I think back to the first night I met Emilio, that cute little one-year-old. “That’s right, you told me you think he’s your miracle.”
“Riley was our first option. Vince figured since it was my fault we couldn’t conceive, he’d use Riley as a surrogate, although he refused to go through official channels. There were no doctors, no paperwork, nothing, because he said that if word leaked out, it could ruin him. And I had to believe him, because what else could I do? Can you imagine, Grace? My husband was fucking your cousin to try to get her pregnant, and he did it almost every night with her for months before he gave up.”
I stare at her without comprehending for a long, quiet moment as Charlie leans forward and cries into her hands. Calvino’s face is stricken and his skin is ashen, and he’s clearly as shocked as I feel. My ears buzz and ring and I can barely think straight. I try to imagine what Charlie went through, but it’s impossible. Her husband, fucking another girl. Trying to get her pregnant. It sounds like a nightmare.
“Vince was sleeping with Riley?” I say it so softly it’s like a whisper. Like I can’t connect the two things in my mind.

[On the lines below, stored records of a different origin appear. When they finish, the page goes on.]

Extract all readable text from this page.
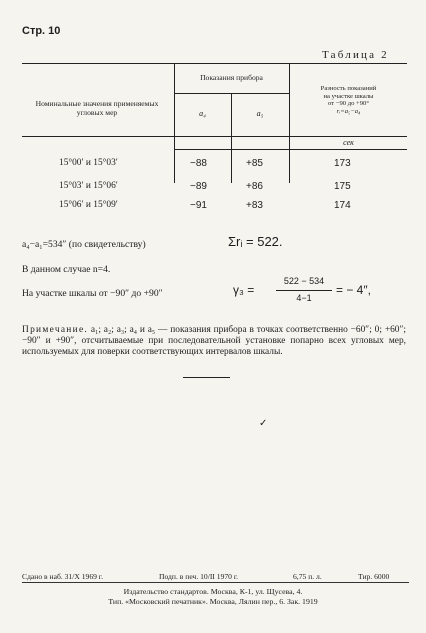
Стр. 10
Таблица 2
Номинальные значения применяемых угловых мер
Показания прибора
a₄	a₅
Разность показаний
на участке шкалы
от −90 до +90°
rᵢ=a₅−a₄
сек
15°00′ и 15°03′	−88	+85	173
15°03′ и 15°06′	−89	+86	175
15°06′ и 15°09′	−91	+83	174
a₄−a₁=534″ (по свидетельству)	Σrᵢ = 522.
В данном случае n=4.
На участке шкалы от −90″ до +90″	γ₃ =
522 − 534
4−1
= − 4″,
Примечание. a₁; a₂; a₃; a₄ и a₅ — показания прибора в точках соответственно −60″; 0; +60″; −90″ и +90″, отсчитываемые при последовательной установке попарно всех угловых мер, используемых для поверки соответствующих интервалов шкалы.
✓
Сдано в наб. 31/X 1969 г.	Подп. в печ. 10/II 1970 г.	6,75 п. л.	Тир. 6000
Издательство стандартов. Москва, К-1, ул. Щусева, 4.
Тип. «Московский печатник». Москва, Лялин пер., 6. Зак. 1919
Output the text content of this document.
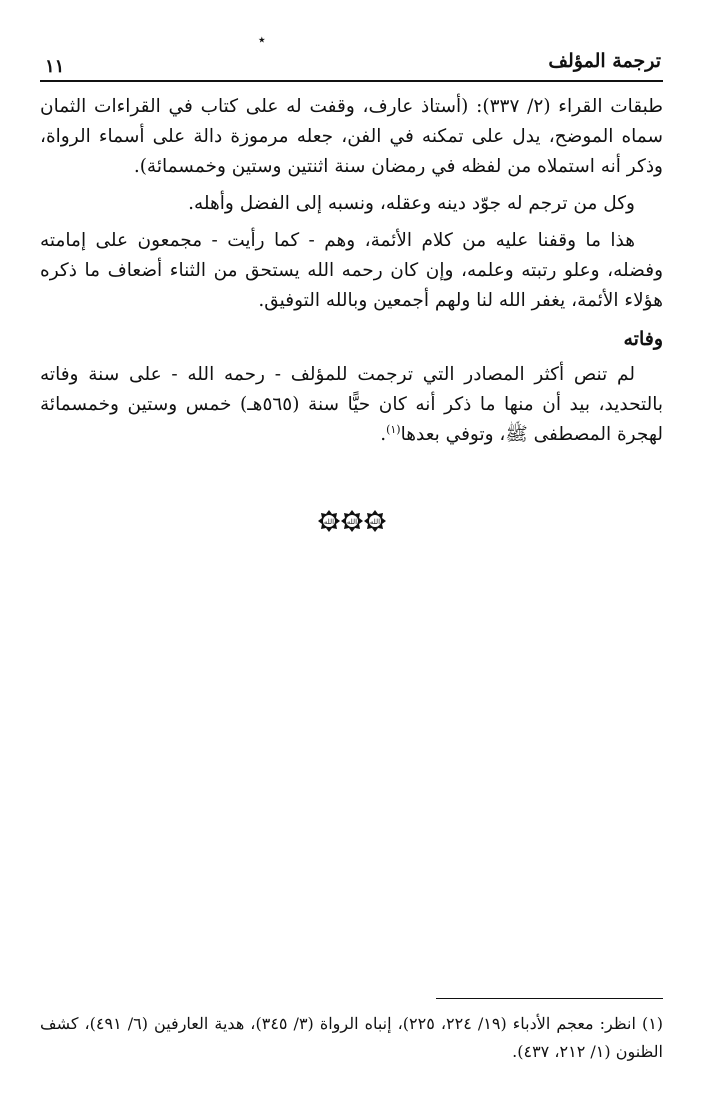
٭
ترجمة المؤلف
١١

طبقات القراء (٢/ ٣٣٧): (أستاذ عارف، وقفت له على كتاب في القراءات الثمان سماه الموضح، يدل على تمكنه في الفن، جعله مرموزة دالة على أسماء الرواة، وذكر أنه استملاه من لفظه في رمضان سنة اثنتين وستين وخمسمائة).

وكل من ترجم له جوّد دينه وعقله، ونسبه إلى الفضل وأهله.

هذا ما وقفنا عليه من كلام الأئمة، وهم - كما رأيت - مجمعون على إمامته وفضله، وعلو رتبته وعلمه، وإن كان رحمه الله يستحق من الثناء أضعاف ما ذكره هؤلاء الأئمة، يغفر الله لنا ولهم أجمعين وبالله التوفيق.

وفاته

لم تنص أكثر المصادر التي ترجمت للمؤلف - رحمه الله - على سنة وفاته بالتحديد، بيد أن منها ما ذكر أنه كان حيًّا سنة (٥٦٥هـ) خمس وستين وخمسمائة لهجرة المصطفى ﷺ، وتوفي بعدها$^{(١)}$.

الله الله الله
(١) انظر: معجم الأدباء (١٩/ ٢٢٤، ٢٢٥)، إنباه الرواة (٣/ ٣٤٥)، هدية العارفين (٦/ ٤٩١)، كشف الظنون (١/ ٢١٢، ٤٣٧).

Charlie nods, wiping her red-rimmed eyes. “He wanted to get her pregnant. He refused to go to a doctor because he was afraid that word would get out. He’s the oldest son and he was the first in line to become Don when his father passed. He was terrified that if his rivals saw him as defective and weak, it would ruin the family and make his ascension to leadership impossible. You know how these families are, they’re like medieval kings all obsessed with lineage and bloodlines. He found Riley somehow, he never explained where, offered her huge sums of money to carry his child, and fucked her over and over again. But Grace, it didn’t work.” She chokes out the last words and starts to cry again.
I look at Calvino, at an utter loss, trying to imagine Riley new to LA and struggling to survive on what little money she could make working as a waitress, and suddenly this opportunity falls into her lap—more money than she ever dreamed, and all she’d have to do is get pregnant and have a baby for this nice couple that can’t conceive on their own. It must’ve been horrible, and hard, and sickening, but she did it because otherwise what could she have done, gone back home? There was no home for her, not after she left.